After it’s been filed, a petition would go to a judge in either district or county court. According to the law, a judge may take into consideration recent threats or acts of violence; any other existing protection orders; conviction of certain crimes, such as domestic violence; evidence of drug or alcohol abuse; and access to firearms.
The law also says that the court must provide representation for the defendant. Grand County’s District Attorney Matt Karzen noted his office has a limited role in the process because filing for a protection order is a civil matter, not a criminal one.
“DA’s offices often review applications for search warrants and arrest warrants … that is not true with these applications and I don’t intend for our office to review them whether it’s an application by a civilian or law enforcement,” Karzen said.

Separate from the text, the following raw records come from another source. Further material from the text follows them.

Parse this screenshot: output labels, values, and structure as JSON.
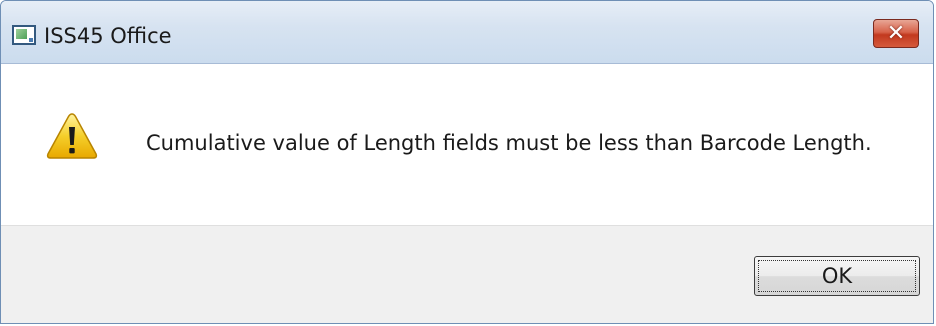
{
  "window": {
    "title": "ISS45 Office",
    "close_icon": "close-x-icon",
    "app_icon": "application-window-icon"
  },
  "dialog": {
    "icon": "warning-icon",
    "message": "Cumulative value of Length fields must be less than Barcode Length."
  },
  "buttons": {
    "ok_label": "OK"
  },
  "colors": {
    "close_button": "#c2391f",
    "titlebar": "#d7e3f1",
    "warning": "#f2c200",
    "footer": "#f0f0f0"
  }
}
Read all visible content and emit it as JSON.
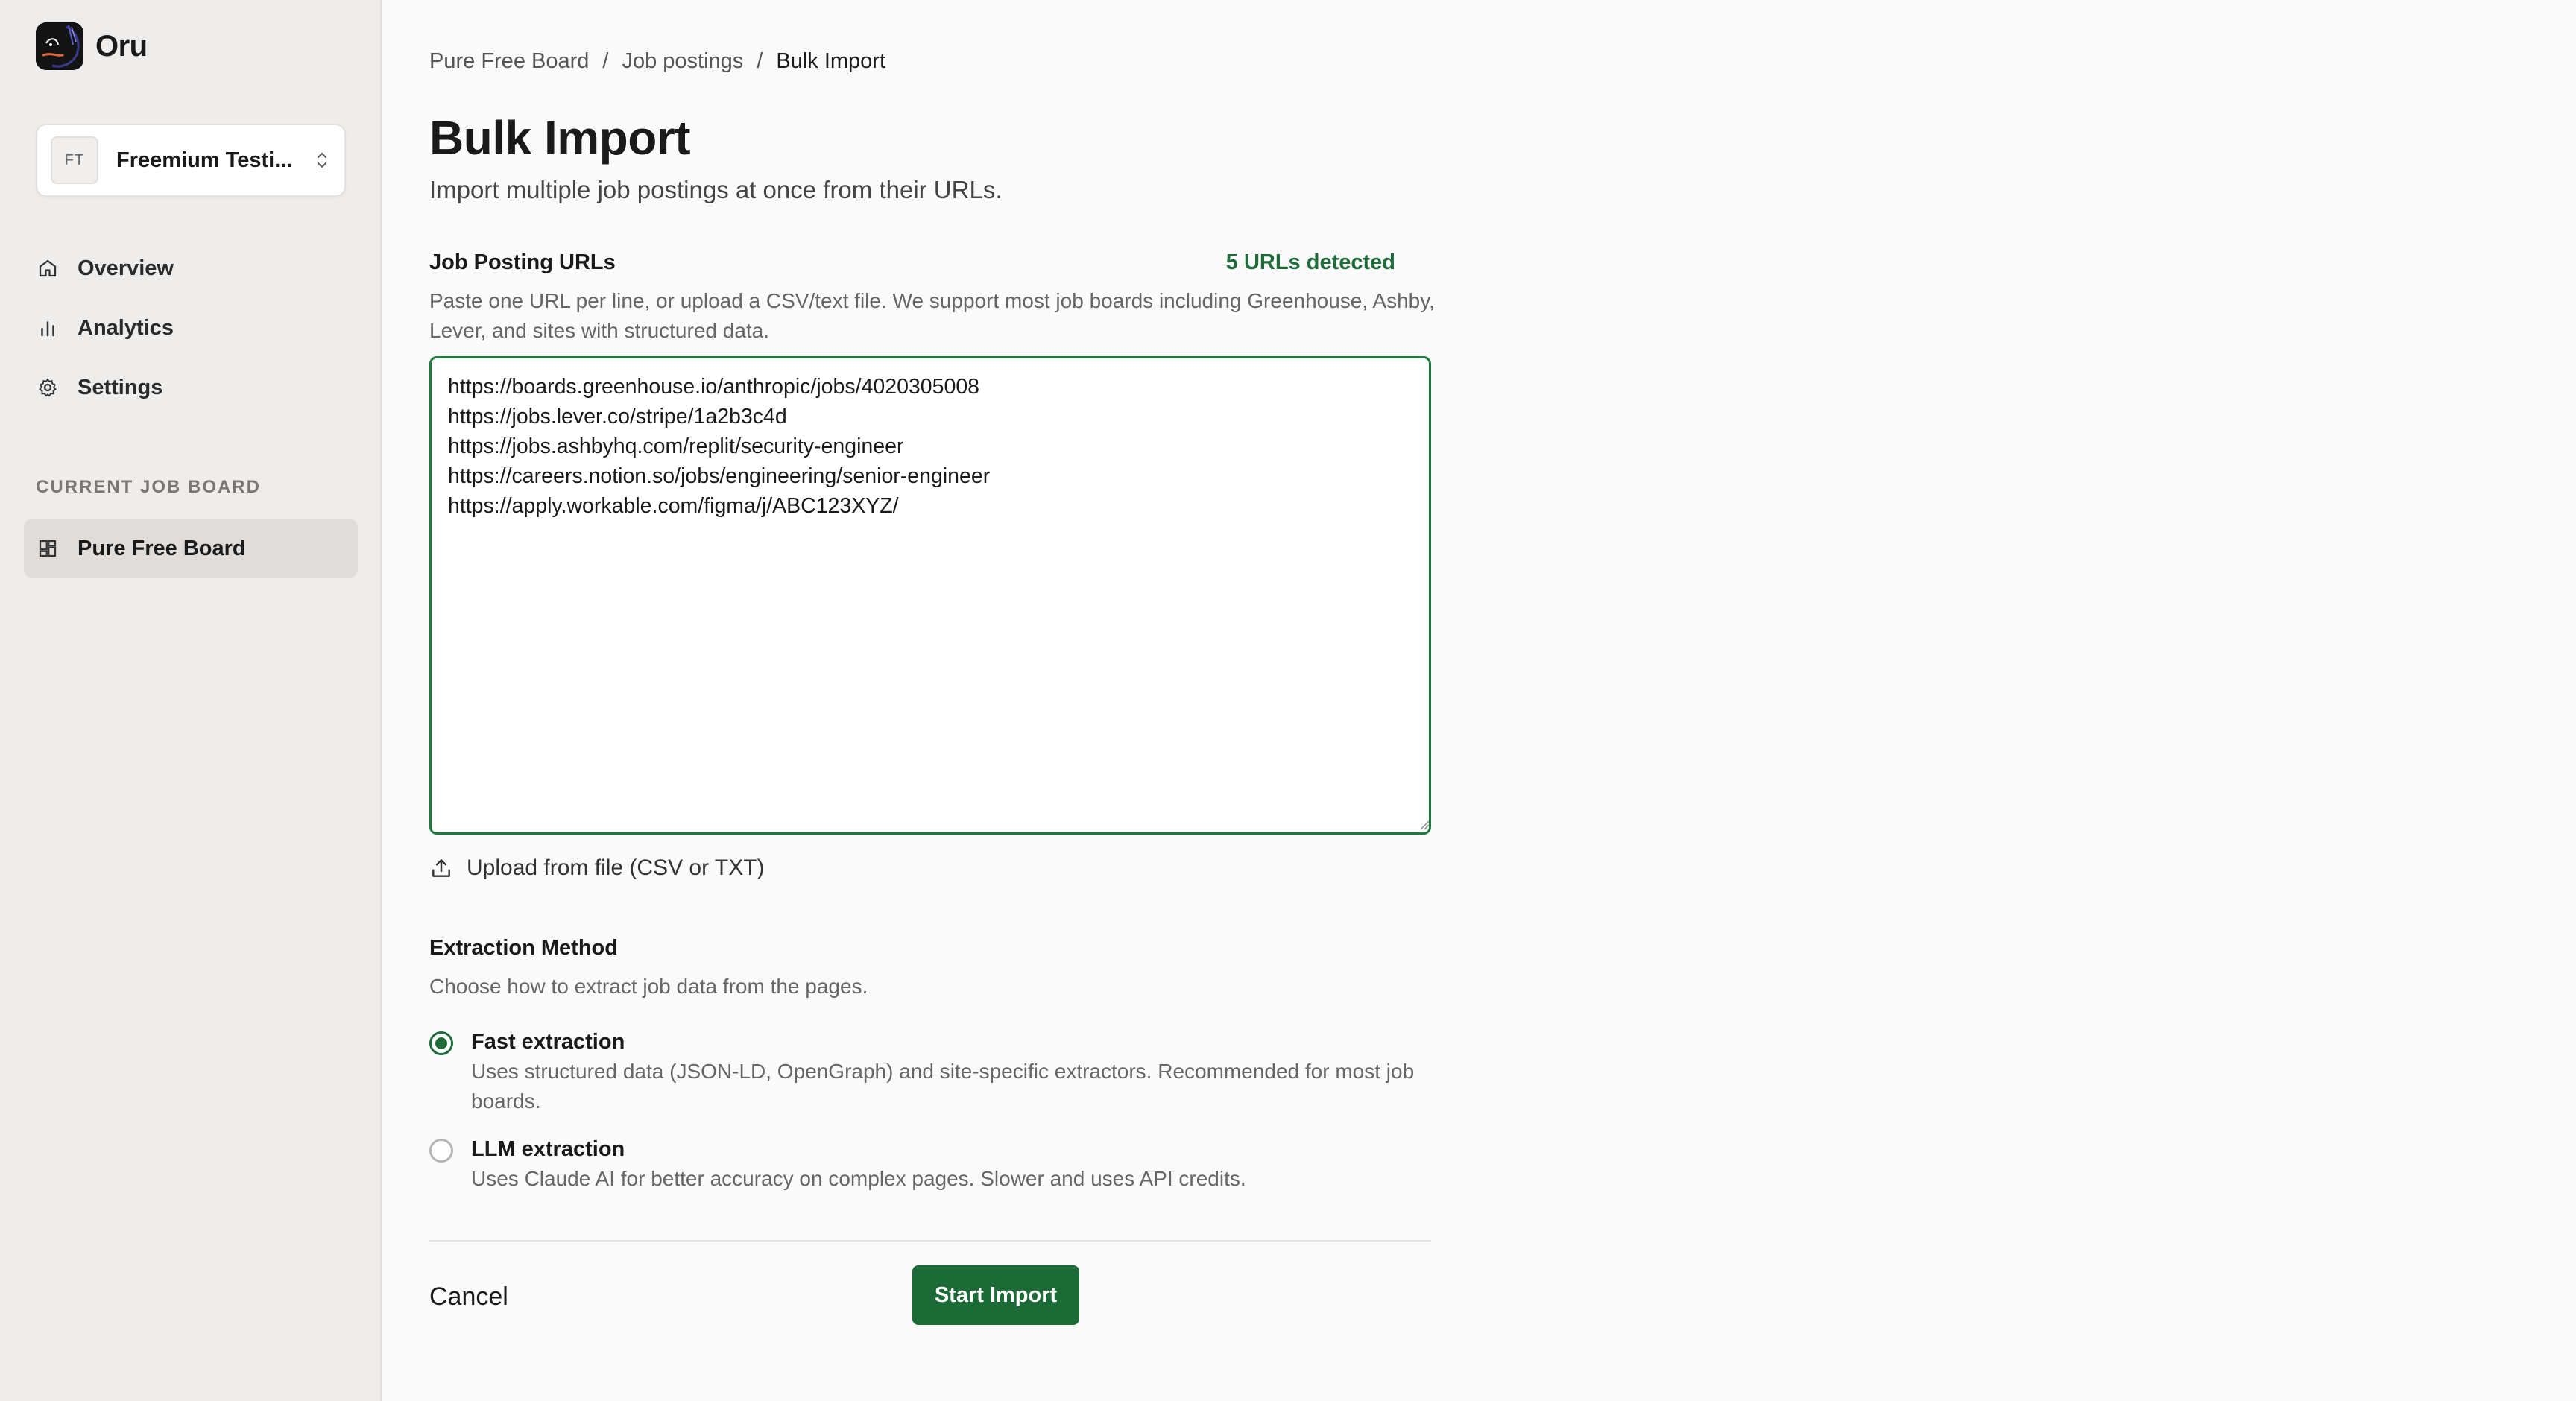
{
  "brand": {
    "name": "Oru",
    "logo_icon": "oru-logo"
  },
  "org_switcher": {
    "initials": "FT",
    "name": "Freemium Testi...",
    "icon": "chevron-up-down-icon"
  },
  "nav": {
    "items": [
      {
        "label": "Overview",
        "icon": "home-icon"
      },
      {
        "label": "Analytics",
        "icon": "bar-chart-icon"
      },
      {
        "label": "Settings",
        "icon": "gear-icon"
      }
    ]
  },
  "current_board": {
    "section_label": "CURRENT JOB BOARD",
    "label": "Pure Free Board",
    "icon": "grid-icon"
  },
  "breadcrumb": {
    "items": [
      "Pure Free Board",
      "Job postings",
      "Bulk Import"
    ],
    "separator": "/"
  },
  "page": {
    "title": "Bulk Import",
    "subtitle": "Import multiple job postings at once from their URLs."
  },
  "urls_field": {
    "label": "Job Posting URLs",
    "count_text": "5 URLs detected",
    "help": "Paste one URL per line, or upload a CSV/text file. We support most job boards including Greenhouse, Ashby, Lever, and sites with structured data.",
    "value": "https://boards.greenhouse.io/anthropic/jobs/4020305008\nhttps://jobs.lever.co/stripe/1a2b3c4d\nhttps://jobs.ashbyhq.com/replit/security-engineer\nhttps://careers.notion.so/jobs/engineering/senior-engineer\nhttps://apply.workable.com/figma/j/ABC123XYZ/"
  },
  "upload": {
    "label": "Upload from file (CSV or TXT)",
    "icon": "upload-icon"
  },
  "extraction": {
    "label": "Extraction Method",
    "help": "Choose how to extract job data from the pages.",
    "selected": "fast",
    "options": [
      {
        "title": "Fast extraction",
        "desc": "Uses structured data (JSON-LD, OpenGraph) and site-specific extractors. Recommended for most job boards."
      },
      {
        "title": "LLM extraction",
        "desc": "Uses Claude AI for better accuracy on complex pages. Slower and uses API credits."
      }
    ]
  },
  "actions": {
    "cancel": "Cancel",
    "start": "Start Import"
  },
  "colors": {
    "accent": "#1c6a36",
    "sidebar_bg": "#efedeb",
    "active_item_bg": "#dfdcd9"
  }
}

Instead, the DA’s office will typically only be involved if a judge or officer asks the office for relevant information or if someone already on a protection order commits a crime.
“It’s apparently a Class 2 misdemeanor for someone who has one of these orders applicable to them (to) possess a firearm — that’s a crime,” Karzen said. “That’s really the only role I see that’s clear in the statute.”
The law has already been invoked at least once in Colorado, but because of the wide variety of opinions, Schroetlin said he isn’t sure what to expect locally.
Trainor added that, in his almost 35 year career in Grand County, he could only recall a handful of times the law might have been used if it were in effect.
In Massachusetts, which passed a red flag law in 2018, the state saw only 20 petitions last year and approved 14 of them.
“We’re going to rely on the courts to make a determination during these hearings and give us some type of due process for these people,” Schroetlin said. “A lot of civil process that we do at the sheriff’s office comes from direction or decisions of the courts, so this will just be another example of the sheriff’s office moving forward with a court decision.”